Eigentlich sollte Letesenbet Gidey die Bühne beim Valencia-Marathon gehören. Doch die Mehrfach-Weltrekordlerin musste sich am Sonntag überraschend ihrer äthiopischen Landsfrau Amane Beriso geschlagen geben. Mit 2:14:58 Stunden lief diese auf Platz drei der ewigen Bestenliste. Das gelang auch Männer-Sieger Kelvin Kiptum (Kenia) in 2:01:53 Stunden und dem schnellsten Debüt aller Zeiten.
Alles war beim Marathon Trinidad Alfonso am Sonntagvormittag in Valencia (Spanien) bereitet für den nächsten Weltrekord von Ausnahmeläuferin Letesenbet Gidey. Die Äthiopierin wollte nach den Bestmarken über 5.000 und 10.000 Meter sowie im Halbmarathon auch den Weltrekord über die 42,195 Kilometer brechen. Bis Kilometer 35 sah die 24-Jährige sehr locker aus und war auf Kurs, die Bestmarke von Brigid Kosgei (Kenia; 2:14:04 h) zu steigern.
Doch die Marathon-Debütantin hatte eine Konkurrentin nicht auf der Rechnung: Amane Beriso. Anders als erwartet, ging die Äthiopierin das enorm schnelle Tempo (Halbmarathon: 67:18 min) ihrer Landsfrau mit, hielt sich stets an ihrer Schulter und übernahm fünf Kilometer vor dem Ziel die Spitze. Letesenbet Gidey musste zu diesem Zeitpunkt eine Schwächephase überstehen und konnte diesem Tempo nicht folgen.
Als dritte Frau unter 2:15 Stunden
Amane Beriso zog unbeeindruckt ihren Schritt und stürmte in 2:14:58 Stunden zu einem deutlichen Sieg und zum neuen Landesrekord für Äthiopien. Den ohnehin schon hochkarätigen Streckenrekord steigerte sie dabei um 2:02 Minuten. Nur zwei Läuferinnen waren in der Marathon-Geschichte jemals schneller.

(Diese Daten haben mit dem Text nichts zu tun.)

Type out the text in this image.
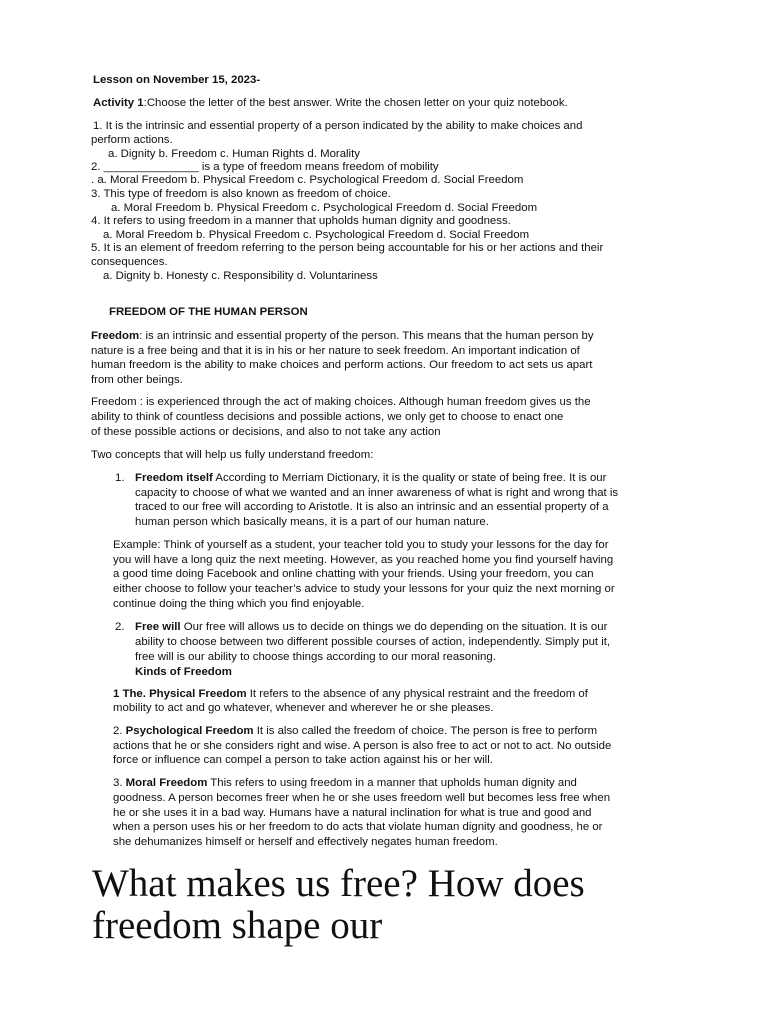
Lesson on November 15, 2023-
Activity 1:Choose the letter of the best answer. Write the chosen letter on your quiz notebook.
1. It is the intrinsic and essential property of a person indicated by the ability to make choices and
perform actions.
a. Dignity b. Freedom c. Human Rights d. Morality
2. _______________ is a type of freedom means freedom of mobility
. a. Moral Freedom b. Physical Freedom c. Psychological Freedom d. Social Freedom
3. This type of freedom is also known as freedom of choice.
a. Moral Freedom b. Physical Freedom c. Psychological Freedom d. Social Freedom
4. It refers to using freedom in a manner that upholds human dignity and goodness.
a. Moral Freedom b. Physical Freedom c. Psychological Freedom d. Social Freedom
5. It is an element of freedom referring to the person being accountable for his or her actions and their
consequences.
a. Dignity b. Honesty c. Responsibility d. Voluntariness
FREEDOM OF THE HUMAN PERSON
Freedom: is an intrinsic and essential property of the person. This means that the human person by
nature is a free being and that it is in his or her nature to seek freedom. An important indication of
human freedom is the ability to make choices and perform actions. Our freedom to act sets us apart
from other beings.
Freedom : is experienced through the act of making choices. Although human freedom gives us the
ability to think of countless decisions and possible actions, we only get to choose to enact one
of these possible actions or decisions, and also to not take any action
Two concepts that will help us fully understand freedom:
1. Freedom itself According to Merriam Dictionary, it is the quality or state of being free. It is our
capacity to choose of what we wanted and an inner awareness of what is right and wrong that is
traced to our free will according to Aristotle. It is also an intrinsic and an essential property of a
human person which basically means, it is a part of our human nature.
Example: Think of yourself as a student, your teacher told you to study your lessons for the day for
you will have a long quiz the next meeting. However, as you reached home you find yourself having
a good time doing Facebook and online chatting with your friends. Using your freedom, you can
either choose to follow your teacher’s advice to study your lessons for your quiz the next morning or
continue doing the thing which you find enjoyable.
2. Free will Our free will allows us to decide on things we do depending on the situation. It is our
ability to choose between two different possible courses of action, independently. Simply put it,
free will is our ability to choose things according to our moral reasoning.
Kinds of Freedom
1 The. Physical Freedom It refers to the absence of any physical restraint and the freedom of
mobility to act and go whatever, whenever and wherever he or she pleases.
2. Psychological Freedom It is also called the freedom of choice. The person is free to perform
actions that he or she considers right and wise. A person is also free to act or not to act. No outside
force or influence can compel a person to take action against his or her will.
3. Moral Freedom This refers to using freedom in a manner that upholds human dignity and
goodness. A person becomes freer when he or she uses freedom well but becomes less free when
he or she uses it in a bad way. Humans have a natural inclination for what is true and good and
when a person uses his or her freedom to do acts that violate human dignity and goodness, he or
she dehumanizes himself or herself and effectively negates human freedom.
What makes us free? How does
freedom shape our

Der Sieg und die beeindruckende Zeit von Amane Beriso sind nichts weiter als eine Lauf-Sensation. Denn die 30-Jährige war in den vergangenen Jahren „nur“ mit Zeiten zwischen 2:24 und 2:28 Stunden in Erscheinung getreten. Ihre mehr als sechs Jahre als Bestleistung steigerte die Äthiopierin gleich um 5:50 Minuten. Es ist mit Abstand der größte Triumph der Äthiopierin in ihrer Karriere. „Es war ein absolut fantastisches Rennen“, jubelte Amana Beriso im Ziel.

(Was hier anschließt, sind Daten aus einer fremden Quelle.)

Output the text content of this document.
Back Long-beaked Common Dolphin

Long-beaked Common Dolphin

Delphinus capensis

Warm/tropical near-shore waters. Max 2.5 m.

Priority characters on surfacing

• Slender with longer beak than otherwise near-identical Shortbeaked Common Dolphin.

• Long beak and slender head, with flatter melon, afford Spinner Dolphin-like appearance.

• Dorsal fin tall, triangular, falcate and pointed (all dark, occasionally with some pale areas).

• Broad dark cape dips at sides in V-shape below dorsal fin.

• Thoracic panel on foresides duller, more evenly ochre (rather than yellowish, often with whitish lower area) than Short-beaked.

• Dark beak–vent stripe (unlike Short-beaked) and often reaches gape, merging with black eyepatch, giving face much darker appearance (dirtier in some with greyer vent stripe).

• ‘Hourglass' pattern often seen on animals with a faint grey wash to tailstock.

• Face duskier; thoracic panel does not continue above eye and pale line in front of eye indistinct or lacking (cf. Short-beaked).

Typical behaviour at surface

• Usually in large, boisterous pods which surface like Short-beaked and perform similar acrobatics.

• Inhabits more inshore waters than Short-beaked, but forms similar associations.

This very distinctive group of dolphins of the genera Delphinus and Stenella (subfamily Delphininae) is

Letesenbet Gidey verliert zwei Minuten auf fünf Kilometern
Knapp zwei Minuten später kam Letesenbet Gidey entkräftet ins Ziel. Mit 2:16:49 Stunden blieb sie noch unter dem alten Streckenrekord und lief bei ihrem Debüt auf Platz sechs der ewigen Bestenliste. Rang drei sicherte sich Sheila Chepkirui (Kenia) mit 2:17:29 Stunden. Auch einige deutsche Läufer waren in Valencia dabei. Der Trip nach Spanien sollte sich für Thea Heim (LG Telis Finanz Regensburg) und Tabea Themann (Turnerbund Hamburg) lohnen. Denn auf den Plätzen 26 und 28 liefen die beiden mit 2:33:25 bzw. 2:33:51 Stunden neue Bestzeiten. Ümmü Kiraz (Ayyo Team Essen) folgte mit 2:34:46 Stunden auf Rang 34.

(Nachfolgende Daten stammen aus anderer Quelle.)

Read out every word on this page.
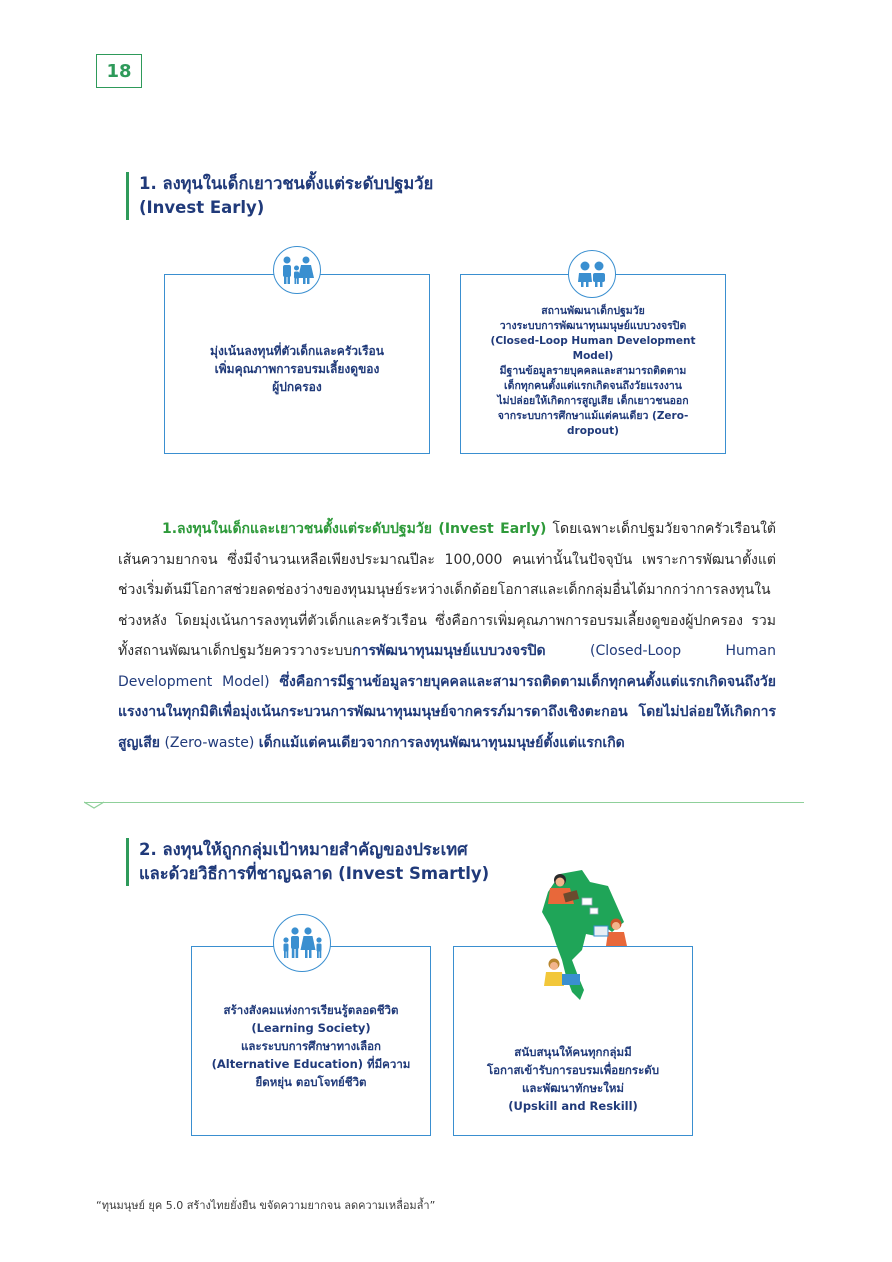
18
1. ลงทุนในเด็กเยาวชนตั้งแต่ระดับปฐมวัย
(Invest Early)
มุ่งเน้นลงทุนที่ตัวเด็กและครัวเรือน
เพิ่มคุณภาพการอบรมเลี้ยงดูของ
ผู้ปกครอง
สถานพัฒนาเด็กปฐมวัย
วางระบบการพัฒนาทุนมนุษย์แบบวงจรปิด
(Closed-Loop Human Development
Model)
มีฐานข้อมูลรายบุคคลและสามารถติดตาม
เด็กทุกคนตั้งแต่แรกเกิดจนถึงวัยแรงงาน
ไม่ปล่อยให้เกิดการสูญเสีย เด็กเยาวชนออก
จากระบบการศึกษาแม้แต่คนเดียว (Zero-
dropout)

1.ลงทุนในเด็กและเยาวชนตั้งแต่ระดับปฐมวัย (Invest Early) โดยเฉพาะเด็กปฐมวัยจากครัวเรือนใต้เส้นความยากจน ซึ่งมีจำนวนเหลือเพียงประมาณปีละ 100,000 คนเท่านั้นในปัจจุบัน เพราะการพัฒนาตั้งแต่ช่วงเริ่มต้นมีโอกาสช่วยลดช่องว่างของทุนมนุษย์ระหว่างเด็กด้อยโอกาสและเด็กกลุ่มอื่นได้มากกว่าการลงทุนในช่วงหลัง โดยมุ่งเน้นการลงทุนที่ตัวเด็กและครัวเรือน ซึ่งคือการเพิ่มคุณภาพการอบรมเลี้ยงดูของผู้ปกครอง รวมทั้งสถานพัฒนาเด็กปฐมวัยควรวางระบบการพัฒนาทุนมนุษย์แบบวงจรปิด (Closed-Loop Human Development Model) ซึ่งคือการมีฐานข้อมูลรายบุคคลและสามารถติดตามเด็กทุกคนตั้งแต่แรกเกิดจนถึงวัยแรงงานในทุกมิติเพื่อมุ่งเน้นกระบวนการพัฒนาทุนมนุษย์จากครรภ์มารดาถึงเชิงตะกอน โดยไม่ปล่อยให้เกิดการสูญเสีย (Zero-waste) เด็กแม้แต่คนเดียวจากการลงทุนพัฒนาทุนมนุษย์ตั้งแต่แรกเกิด

2. ลงทุนให้ถูกกลุ่มเป้าหมายสำคัญของประเทศ
และด้วยวิธีการที่ชาญฉลาด (Invest Smartly)
สร้างสังคมแห่งการเรียนรู้ตลอดชีวิต
(Learning Society)
และระบบการศึกษาทางเลือก
(Alternative Education) ที่มีความ
ยืดหยุ่น ตอบโจทย์ชีวิต
สนับสนุนให้คนทุกกลุ่มมี
โอกาสเข้ารับการอบรมเพื่อยกระดับ
และพัฒนาทักษะใหม่
(Upskill and Reskill)
“ทุนมนุษย์ ยุค 5.0 สร้างไทยยั่งยืน ขจัดความยากจน ลดความเหลื่อมล้ำ”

Bei den Männern wurde das Rennen kurz nach der 25-Kilometer-Marke zum Ausscheidungsrennen. Tamirat Tola setzte sich nach dem Ausscheiden der Tempomacher an die Spitze des Feldes und ließ so die 19 Läufer umfassende Spitzengruppe auseinanderbrechen. Schnell fielen Läufer um Läufer zurück und konnten so nicht mehr ins Rennen um die Top-Platzierungen eingreifen.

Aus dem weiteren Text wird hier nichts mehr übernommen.